Photographie du dernier reportage des figures

Trois fils de Jean Fleuret DENAYROUZE, député de l'Aveyron, et Georgette BELIERES ont été nommés dans l'Ordre de la Légion d'Honneur.

Auguste DENAYROUZE
Il était :
- Chevalier de la Légion d'Honneur (09/03/1867)
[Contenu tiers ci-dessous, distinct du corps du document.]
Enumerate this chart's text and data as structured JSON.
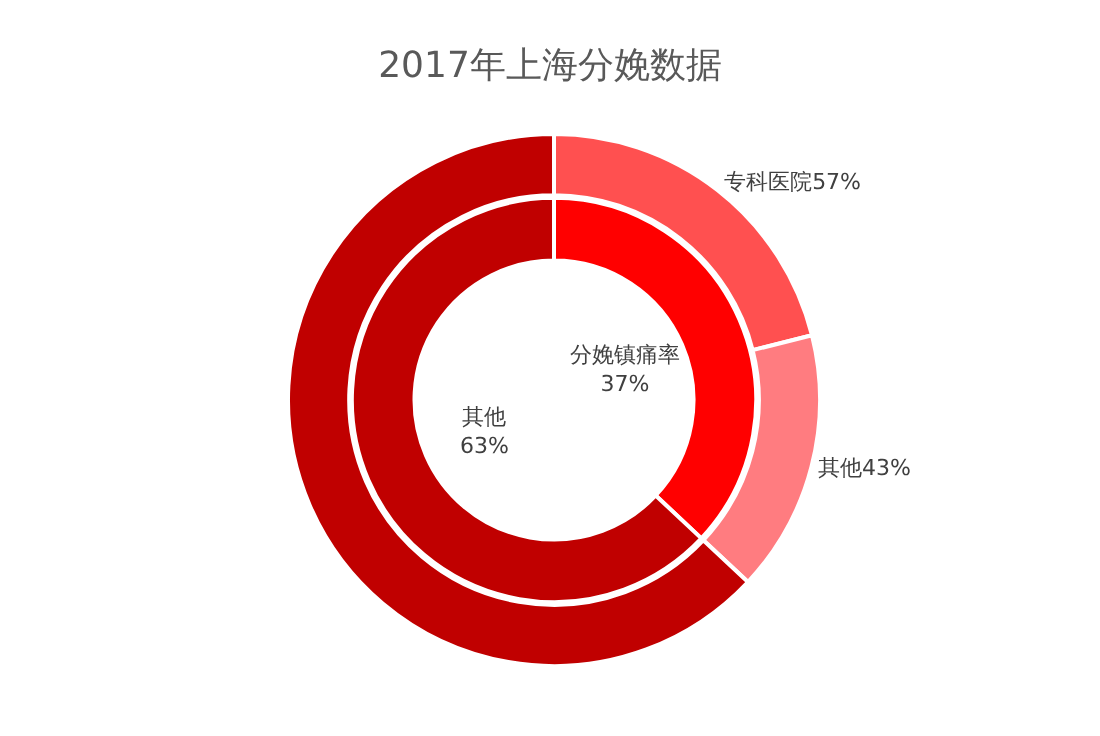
{
  "chart_data": [
    {
      "type": "donut",
      "title": "2017年上海分娩数据",
      "categories": [
        "专科医院",
        "其他",
        null
      ],
      "values": [
        57,
        43,
        170.3
      ],
      "value_labels": [
        "57%",
        "43%",
        null
      ],
      "colors": [
        "#ff5050",
        "#ff7c80",
        "#c00000"
      ],
      "legend": false
    },
    {
      "type": "donut",
      "categories": [
        "分娩镇痛率",
        "其他"
      ],
      "values": [
        37,
        63
      ],
      "value_labels": [
        "37%",
        "63%"
      ],
      "colors": [
        "#ff0000",
        "#c00000"
      ],
      "legend": false
    }
  ]
}
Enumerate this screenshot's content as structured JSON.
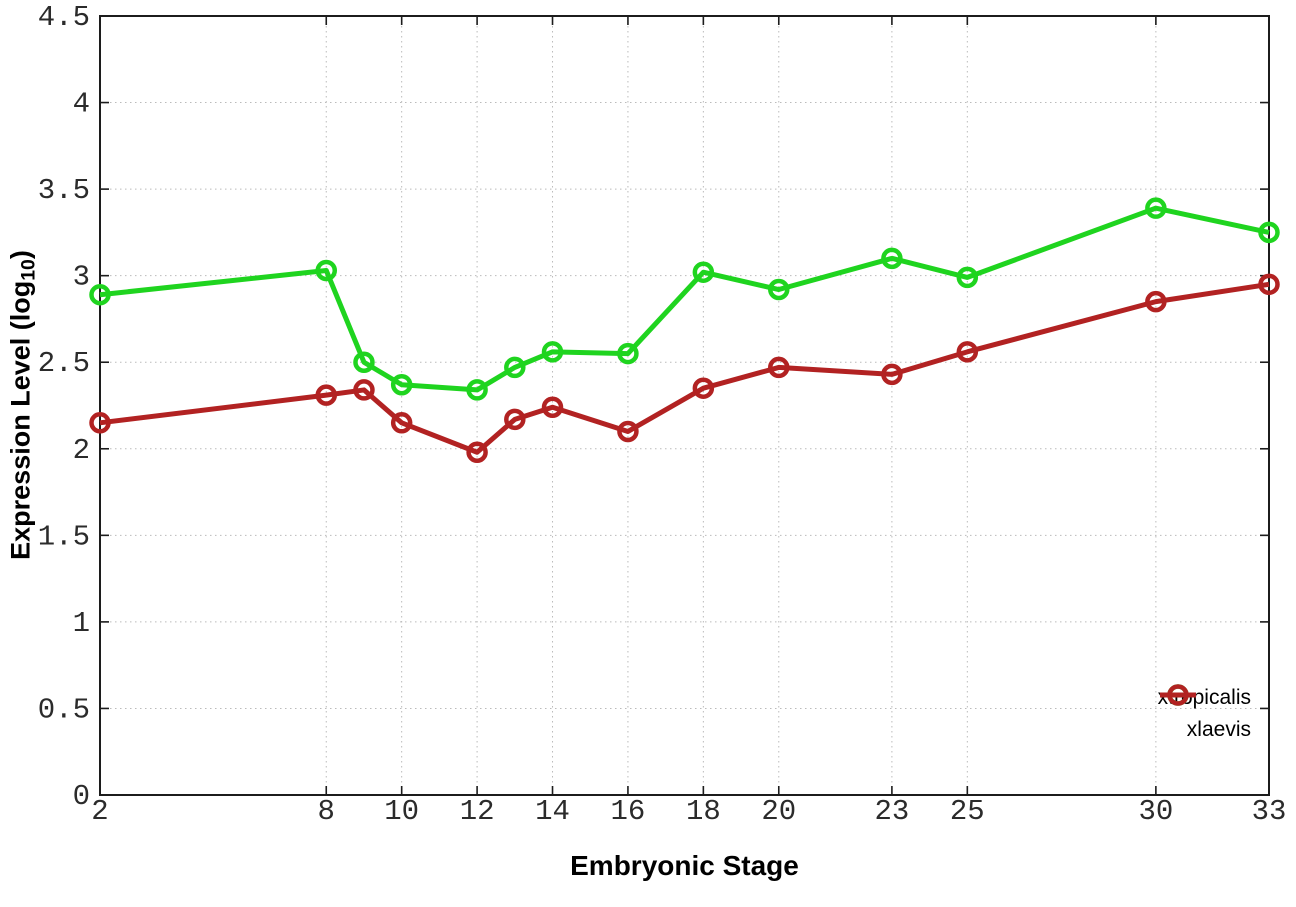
{
  "chart_data": {
    "type": "line",
    "title": "",
    "xlabel": "Embryonic Stage",
    "ylabel": "Expression Level (log10)",
    "ylabel_parts": {
      "main": "Expression Level (log",
      "sub": "10",
      "end": ")"
    },
    "x": [
      2,
      8,
      9,
      10,
      12,
      13,
      14,
      16,
      18,
      20,
      23,
      25,
      30,
      33
    ],
    "series": [
      {
        "name": "xtropicalis",
        "color": "#1fd41f",
        "values": [
          2.89,
          3.03,
          2.5,
          2.37,
          2.34,
          2.47,
          2.56,
          2.55,
          3.02,
          2.92,
          3.1,
          2.99,
          3.39,
          3.25
        ]
      },
      {
        "name": "xlaevis",
        "color": "#b22222",
        "values": [
          2.15,
          2.31,
          2.34,
          2.15,
          1.98,
          2.17,
          2.24,
          2.1,
          2.35,
          2.47,
          2.43,
          2.56,
          2.85,
          2.95
        ]
      }
    ],
    "xlim": [
      2,
      33
    ],
    "ylim": [
      0,
      4.5
    ],
    "xticks": {
      "values": [
        2,
        8,
        10,
        12,
        14,
        16,
        18,
        20,
        23,
        25,
        30,
        33
      ],
      "labels": [
        "2",
        "8",
        "10",
        "12",
        "14",
        "16",
        "18",
        "20",
        "23",
        "25",
        "30",
        "33"
      ]
    },
    "yticks": {
      "values": [
        0,
        0.5,
        1,
        1.5,
        2,
        2.5,
        3,
        3.5,
        4,
        4.5
      ],
      "labels": [
        "0",
        "0.5",
        "1",
        "1.5",
        "2",
        "2.5",
        "3",
        "3.5",
        "4",
        "4.5"
      ]
    },
    "grid": true,
    "grid_style": "dotted",
    "legend_position": "bottom-right",
    "marker": "open-circle",
    "background_color": "#ffffff",
    "axis_color": "#1c1c1c",
    "grid_color": "#bbbbbb",
    "tick_label_color": "#2b2b2b"
  }
}
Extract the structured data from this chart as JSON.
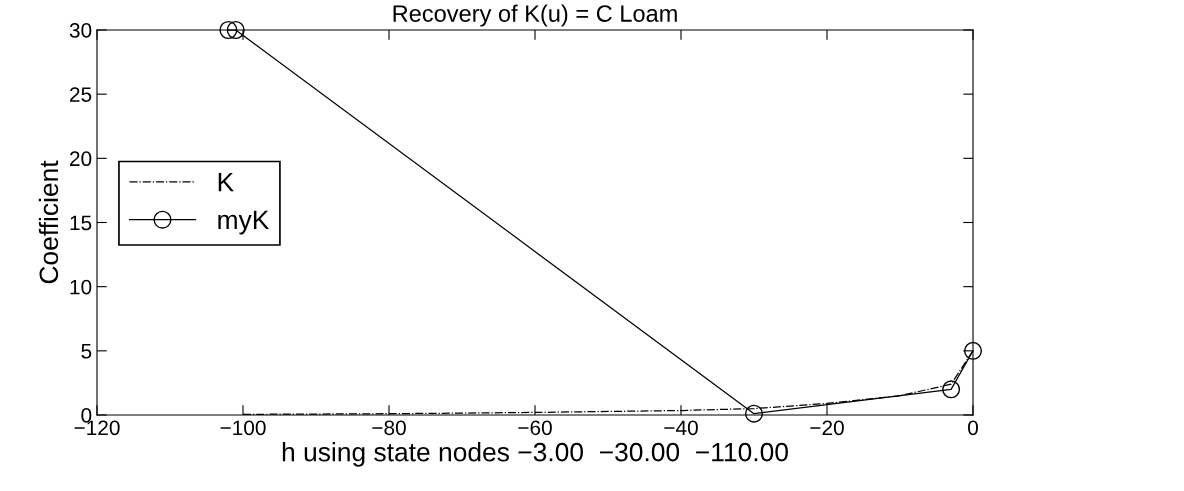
{
  "chart_data": {
    "type": "line",
    "title": "Recovery of K(u) = C Loam",
    "xlabel": "h using state nodes −3.00  −30.00  −110.00",
    "ylabel": "Coefficient",
    "series": [
      {
        "name": "K",
        "color": "#000000",
        "line_style": "dashdot",
        "marker": "none",
        "x": [
          -100,
          -80,
          -60,
          -40,
          -30,
          -20,
          -10,
          -3,
          0
        ],
        "values": [
          0.05,
          0.1,
          0.2,
          0.35,
          0.5,
          0.9,
          1.5,
          2.4,
          5
        ]
      },
      {
        "name": "myK",
        "color": "#000000",
        "line_style": "solid",
        "marker": "circle",
        "x": [
          -102,
          -101,
          -30,
          -3,
          0
        ],
        "values": [
          30,
          30,
          0.1,
          2,
          5
        ]
      }
    ],
    "xlim": [
      -120,
      0
    ],
    "xticks": [
      {
        "value": -120,
        "label": "−120"
      },
      {
        "value": -100,
        "label": "−100"
      },
      {
        "value": -80,
        "label": "−80"
      },
      {
        "value": -60,
        "label": "−60"
      },
      {
        "value": -40,
        "label": "−40"
      },
      {
        "value": -20,
        "label": "−20"
      },
      0
    ],
    "ylim": [
      0,
      30
    ],
    "yticks": [
      0,
      5,
      10,
      15,
      20,
      25,
      30
    ],
    "grid": false,
    "legend": "left"
  }
}
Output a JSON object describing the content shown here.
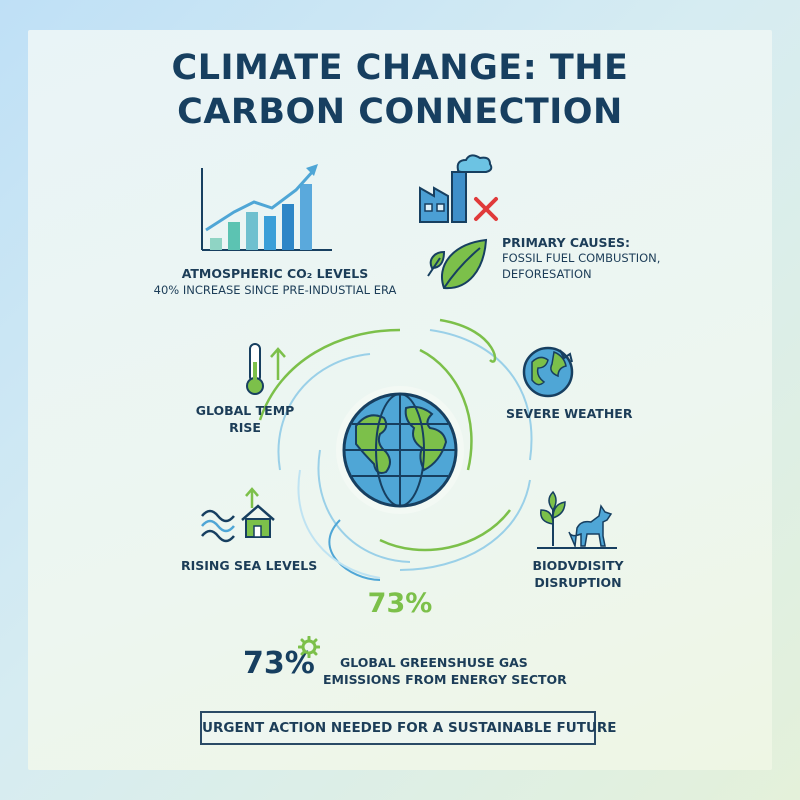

Dominique Emile DENAYROUZE
Il était :
- Chevalier de la Légion d'Honneur (31/01/1907)

Marie Louis DENAYROUZE
Il était :
- Officier de la Légion d'Honneur (23/04/1891)
- Chevalier (18/12/1882)

Auguste DENAYROUZE
Né le 1er octobre 1837 à Montpeyroux, il est reçu à l'École Navale à 15 ans (1852). Promu lieutenant de vaisseau en 1862, il s'embarque pour une expédition en Cochinchine. Il y contracte malheureusement une grave affection qui le rend inapte au service en mer. De repos dans la commune d'Espalion il y rencontre Benoît ROUQUAYROL, qui lui fait part de ses inventions.
Depuis 1860 ROUQUAYROL avait déposé trois brevets d'appareil à l'usage des secours en milieu afin de fournir de l'air aux mineurs en cas de « coup de grisou » ou d'inondation de galeries. DENAYROUZE décèle la possibilité d'adapter ce détendeur (appelé « régulateur » par ROUQUAYROL) et propose à ROUQUAYROL de développer son appareil dans une version subaquatique. Les deux hommes déposent alors, en 1864, le brevet de leur « appareil plongeur ROUQUAYROL-DENAYROUZE», premier scaphandre autonome fournissant l'air à la demande. Cette même année de 1864 la Marine Impériale française homologue l'appareil.
En février 1865 Auguste DENAYROUZE crée la « Société ROUQUAYROL-DENAYROUZE». Auguste en est le responsable pour ce qui est du développement et de la commercialisation des inventions, autant auprès des marines nationales qu'auprès des entreprises privées. La même année il crée la « Société Française de Pêche aux Éponges pour la Méditerranée Orientale », basée à Izmir, en Turquie. Deux ans plus tard l'appareil ROUQUAYROL-DENAYROUZE est présenté à l'exposition universelle de Paris de 1867 et obtient la médaille d'or. Jules VERNE, qui assiste à l'exposition, découvre cette invention avec enthousiasme et la choisit pour équiper le Capitaine NEMO et ses équipages du Nautilus dans son roman Vingt mille lieues sous les mers, roman paru pour la première fois en 1869. Il rend hommage aux inventeurs en citant cet équipement de plongée par son nom : appareil ROUQUAYROL-DENAYROUZE.
Il décède le 15 novembre 1883.

Dominique Emile DENAYROUZE
Né le 26 avril 1842 à Espalion, il fait une carrière dans la Magistrature, carrière qu'il terminera comme Conseiller à la Cour d'Appel de Montpellier.

Marie Louis DENAYROUZE
Né le 17 mai 1848 à Espalion, c'est un ingénieur civil qui fut lieutenant d'artillerie au 12ème régiment d'artillerie territoriale (1870-1871), répétiteur à l'Ecole Polytechnique et homme politique comme député de l'Aveyron (1884-1885).
En 1869, son frère Auguste lui confie la gérance de la « Société Française de Pêche aux Éponges » pour qu'il puisse commercialiser leur appareil plongeur dans la Méditerranée Orientale. En 1874, Auguste dissout les sociétés « Société ROUQUAYROL-DENAYROUZE » et « Société Française de Pêche aux Éponges pour la Méditerranée Orientale » pour créer une seule société, la « Société des Spécialités Mécaniques Réunies », dont son frère Marie Louis devient le directeur.
Comme ingénieur civil, lauréat de l'Académie des Sciences et de l'Académie Française, il dépose durant son mandat de député une proposition de loi visant à récompenser divers travaux de recherche appliquée dans le domaine de la chimie et de la mécanique.
Il est également auteur dramatique, faisant représenter en 1879 une comédie intitulée La belle Paule, et également poète récompensé par un prix de l'Académie française.
Il décède le 20 février 1910 à Paris.